爺爺慢吞吞地爬起來,披好花脖子的蓑衣,擤了擤鼻子,清了清嗓子,伸展了一下胳膊腿。騾鞍上沾滿了水,爺爺拿起花脖子的衣服把鞍子擦得乾乾淨淨。騾子親暱地把緞子一樣光滑的脖子往爺爺身上蹭著。爺爺拍拍它,說:「老黑,等等,等等。」
爺爺把雙槍提起時,土匪們都像鴨子一樣向河邊躦進著。爺爺節奏分明地放了七槍。七個土匪的腦漿和血噗啦啦地散在墨水河冷酷無情的河水裡。
爺爺又開了七槍。
花脖子已經爬上河灘。他的皮膚被墨水河水洗滌得像雪花一樣白。他毫無懼色地站在河灘的萋萋綠草中,無限欽佩地說:「好槍法!」
灼熱的、金子一樣的陽光照著他滿身的滾動著和靜止著的水珠兒。
爺爺問:「老花,你摸過我的女人?」
花脖子說:「可惜!」
爺爺問:「你怎麼幹上了這一行?」
花脖子說:「你將來也死不到炕上。」
爺爺問:「不到水裡去?」
花脖子往後退了幾步,站在河邊的淺水裡,指指心窩說:「打這兒吧,打破頭怪難看的!」
爺爺說:「好。」
爺爺的七發子彈一定把花脖子的心臟打成了蜂窩,花脖子呻吟了一聲,輕盈地仰到河水裡,兩隻大腳在水面上翹了一會兒,後來像魚兒一樣消沉了。
第二天上午,爺爺和奶奶各騎一匹黑騾,跑到外曾祖父家。外曾祖父正在化銀子鑄長命百歲鎖,見到我爺爺奶奶闖進來,把銀鍋子都打翻了。
爺爺說:「聽說曹夢九賞你十塊大洋?」
「賢婿饒命……」外曾祖父雙膝跪了地。
爺爺從懷裡掏出十塊大洋,摞在外曾祖父光溜溜的腦門上。
「挺直脖子,別動!」爺爺厲聲喊。
爺爺退後幾步,「啪啪」兩槍,打飛了兩塊大洋。
爺爺又開了兩槍,m走了兩塊大洋。
外曾祖父身體逐漸萎縮,沒等爺爺開夠十槍,就癱在了地上。
奶奶從懷裡掏出一百塊大洋,撒得遍地銀光。
爺爺和父親回到零落破敗的家中,從夾壁牆裡起出五十塊大洋,化裝成叫花子模樣,混進縣城,在火車站附近一個半挑著紅燈籠的小鋪子裡,找到一個塗脂抹粉的女人,買了五百發子彈,然後,潛伏數日,費盡心機混出城門,準備找冷麻子算帳。

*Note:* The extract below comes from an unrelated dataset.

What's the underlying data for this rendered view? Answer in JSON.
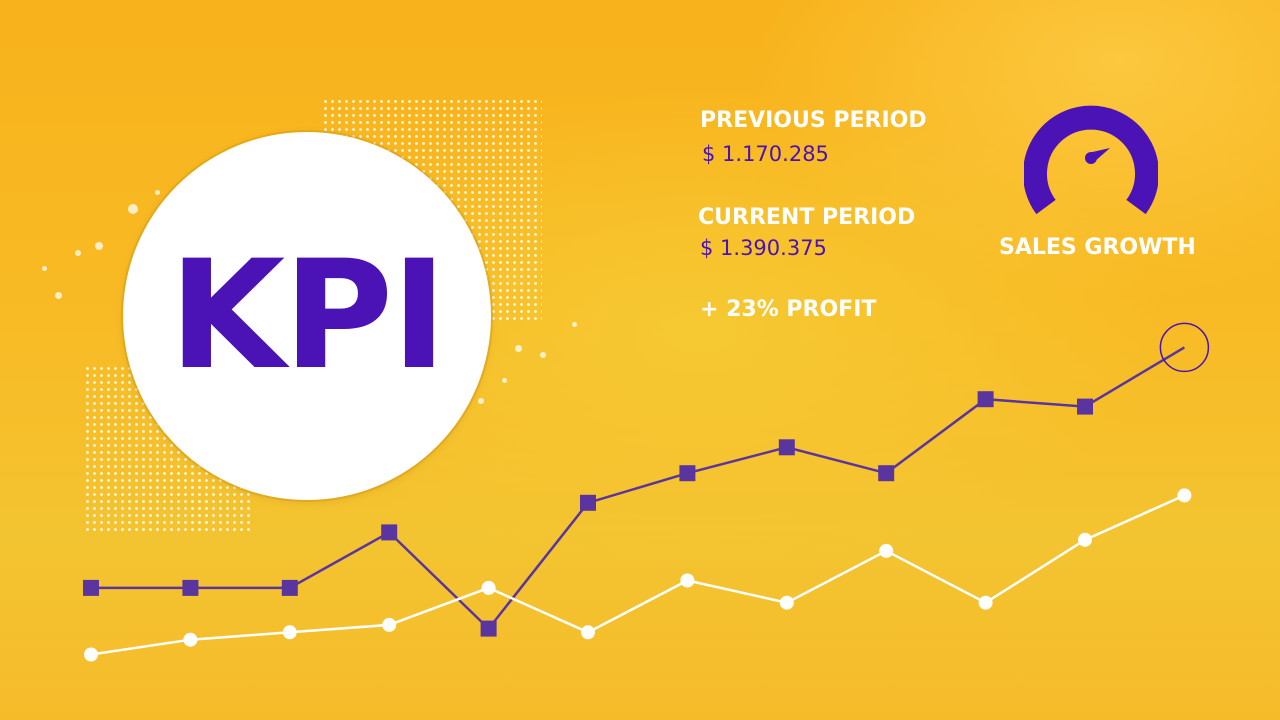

爺爺和父親趕著那隻快要被屎憋死的小山羊趕到村子西頭的高粱地裡時,是墨水河大橋伏擊戰後第六天下午——一九三九年古歷八月十五下午,日本鬼子四百多人、偽軍六百多人,把我們的村莊包圍得像鐵桶一樣。爺爺和父親趕快撕開羊屁眼兒,小山羊拉出一公斤屎後,又拉出了幾百發子彈。父子二人不顧髒臭,趕緊武裝起來,在高粱地裡與侵略者展開悲壯戰鬥。雖射殺日本士兵數十人,偽軍數十人,但終因勢單力孤,無力迴天。傍晚時,村裡百姓往無槍聲的村南「出水」,遭到日本機槍瘋狂掃射。數百名男女死在高粱地裡,輾轉翻滾的半死的鄉民,壓倒了無數的紅高粱。
鬼子撤退時,點燃了村裡所有的房屋,沖天大火,經久不熄,把半個天都燒白了。那天晚上的月亮,本來是豐厚的、血紅的,但由於戰爭,它變得蒼白、淡薄,像豔色消褪的剪紙一樣,悽悽涼涼地掛在天上。
「爹,我們到哪兒去?」
爺爺沒有回答。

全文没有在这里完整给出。